Ewing Ailith, Meynert Alison, Silk Ryan, Aitken Stuart, Bendixsen Devin P, Churchman Michael, Brown Stuart L, Hamdan Alhafidz, Mattocks Joanne, Grimes Graeme R, Ballinger Tracy, Hollis Robert L, Simon Herrington C, Thomson John P, Sherwood Kitty, Parry Thomas, Esiri-Bloom Edward, Bartos Clare, Croy Ian, Ferguson Michelle, Lennie Mairi, McGoldrick Trevor, McPhail Neil, Siddiqui Nadeem, Glasspool Rosalind, Mackean Melanie, Nussey Fiona, McDade Brian, Ennis Darren, McMahon Lynn, Matakidou Athena, Dougherty Brian, March Ruth, Carl Barrett J, McNeish Iain A, Biankin Andrew V, Roxburgh Patricia, Gourley Charlie, Semple Colin A
MRC Human Genetics Unit, Institute of Genetics and Cancer, University of Edinburgh, Edinburgh, UK.
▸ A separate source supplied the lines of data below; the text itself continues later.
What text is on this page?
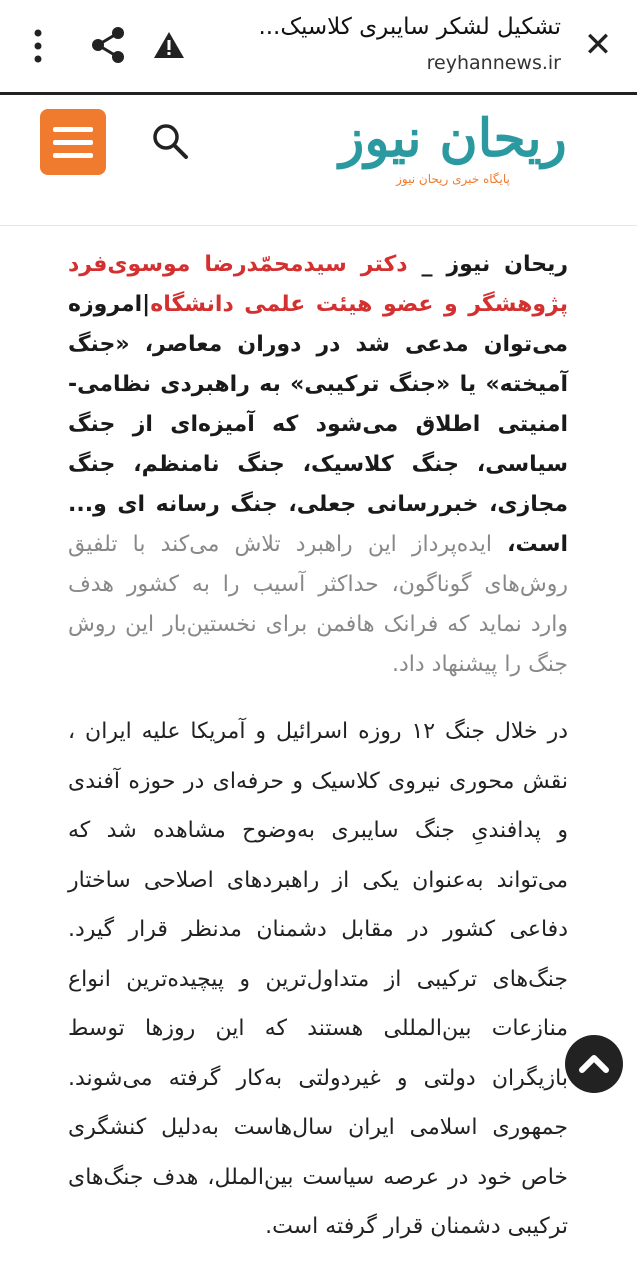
✕
تشکیل لشکر سایبری کلاسیک...
reyhannews.ir
ریحان نیوز
پایگاه خبری ریحان نیوز

ریحان نیوز _ دکتر سیدمحمّدرضا موسوی‌فرد پژوهشگر و عضو هیئت علمی دانشگاه|امروزه می‌توان مدعی شد در دوران معاصر، «جنگ آمیخته» یا «جنگ ترکیبی» به راهبردی نظامی-امنیتی اطلاق می‌شود که آمیزه‌ای از جنگ سیاسی، جنگ کلاسیک، جنگ نامنظم، جنگ مجازی، خبررسانی جعلی، جنگ رسانه ای و... است، ایده‌پرداز این راهبرد تلاش می‌کند با تلفیق روش‌های گوناگون، حداکثر آسیب را به کشور هدف وارد نماید که فرانک هافمن برای نخستین‌بار این روش جنگ را پیشنهاد داد.

در خلال جنگ ۱۲ روزه اسرائیل و آمریکا علیه ایران ، نقش محوری نیروی کلاسیک و حرفه‌ای در حوزه آفندی و پدافندیِ جنگ سایبری به‌وضوح مشاهده شد که می‌تواند به‌عنوان یکی از راهبردهای اصلاحی ساختار دفاعی کشور در مقابل دشمنان مدنظر قرار گیرد. جنگ‌های ترکیبی از متداول‌ترین و پیچیده‌ترین انواع منازعات بین‌المللی هستند که این روزها توسط بازیگران دولتی و غیردولتی به‌کار گرفته می‌شوند. جمهوری اسلامی ایران سال‌هاست به‌دلیل کنشگری خاص خود در عرصه سیاست بین‌الملل، هدف جنگ‌های ترکیبی دشمنان قرار گرفته است.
Cancer Research UK Scotland Centre, Institute of Genetics and Cancer, University of Edinburgh, Edinburgh, UK.
Nat Commun. 2025 Jul 1;16(1):5586. doi: 10.1038/s41467-025-60655-y.
Deciphering the structural variation across tumour genomes is crucial to determine the events driving tumour progression and better understand tumour adaptation and evolution. High grade serous ovarian cancer (HGSOC) is an exemplar tumour type showing extreme, but poorly characterised structural diversity. Here, we comprehensively describe the mutational landscape driving HGSOC, exploiting a large (N = 324), deeply whole genome sequenced dataset. We reveal two divergent evolutionary trajectories, affecting patient survival and involving differing genomic environments. One involves homologous recombination repair deficiency (HRD) while the other is dominated by whole genome duplication (WGD) with frequent chromothripsis, breakage-fusion-bridges and extra-chromosomal DNA. These trajectories contribute to structural variation hotspots, containing candidate driver genes with significantly altered expression. While structural variation predominantly drives tumorigenesis, we find high mtDNA mutation loads associated with shorter patient survival. We show that a combination of mutations in the mitochondrial and nuclear genomes impact prognosis, suggesting strategies for patient stratification.
解析肿瘤基因组中的结构变异对于确定驱动肿瘤进展的事件以及更好地理解肿瘤适应和进化至关重要。高级别浆液性卵巢癌(HGSOC)是一种典型的肿瘤类型,表现出极端但特征不明的结构多样性。在这里,我们利用一个大型(N = 324)、深度全基因组测序数据集,全面描述了驱动HGSOC的突变图谱。我们揭示了两条不同的进化轨迹,影响患者生存并涉及不同的基因组环境。一条涉及同源重组修复缺陷(HRD),而另一条则以全基因组复制(WGD)为主,伴有频繁的染色体碎裂、断裂-融合-桥接和染色体外DNA。这些轨迹导致了结构变异热点,其中包含表达显著改变的候选驱动基因。虽然结构变异主要驱动肿瘤发生,但我们发现高线粒体DNA突变负荷与患者较短的生存时间相关。我们表明,线粒体和核基因组中的突变组合影响预后,为患者分层提供了策略。